Nicholas Carr: I would be lying if I didn’t confess to being saddened by the much-reduced place of literature and literary writers in our culture. I personally see great works of literature – including, yes, Tolstoy’s – as being not only among the most profound achievements of human culture but also deeply inspiring and enlightening on a personal level. Shirky is a very smart man, but I find his comments about literature in general and Tolstoy in particular to be expressions of an apparently fashionable form of philistinism. I have yet to discover anything on the Web that has the emotional and intellectual resonance of, say, Thomas Hardy’s Jude the Obscure or the poems of Robert Frost.
Open Culture: If we are sacrificing our reflective, contemplative faculties, what do you think will be the long-term consequences, both for the quality of individual lives and for society at large?

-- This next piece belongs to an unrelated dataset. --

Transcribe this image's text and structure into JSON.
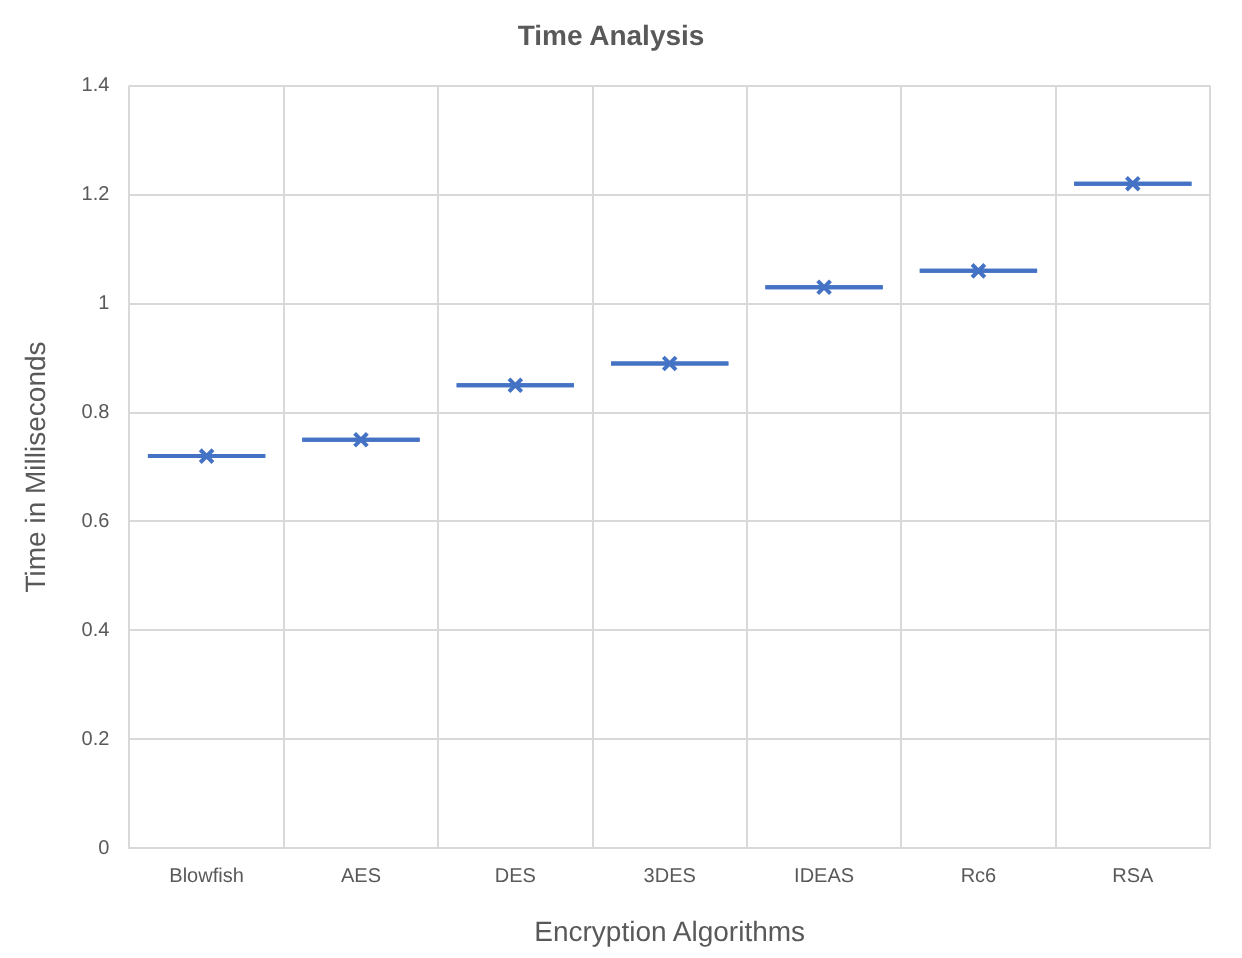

Nicholas Carr: Well, as the title of my book makes pretty clear, I think we’re shifting toward shallower, less interesting intellectual lives and, more generally, a shallower culture. That doesn’t mean we’re getting dumber or stupider. It means that the emphasis of our thought is shifting away from the more contemplative and solitary modes of thought that I believe give richness and distinctiveness to our thoughts and even our selves. I fully understand that there are plenty of other people who don’t value the quieter modes of thought and will hence dismiss my concerns, but I think there are many other people who, like me, sense a hollowing out of intellectual life.
Open Culture: Your book is basically descriptive, rather than prescriptive. You don’t offer any solutions. Are you pessimistic?
Nicholas Carr: I’m not optimistic. But what I’ve tried to do in The Shallows is to describe carefully what I believe is going on, in hopes that it will raise people’s awareness. Raising awareness is the most valuable prescription I can offer as a writer.
Open Culture: In your own life, are you doing anything to combat the problems you describe?
Nicholas Carr: I’m trying to cut back on my use of the Net. In order to regain the concentration necessary to write my book, I curtailed my use of e-mail, didn’t use my cell phone, dropped my Facebook and Twitter accounts, and mothballed my blog. It helped enormously. My thinking became much calmer and more focused. I have to confess, though, that I’ve been drifting back to my old habits. I haven’t given up the fight, though.
This article was contributed by Mike Springer, a journalist in Cambridge, Massachusetts.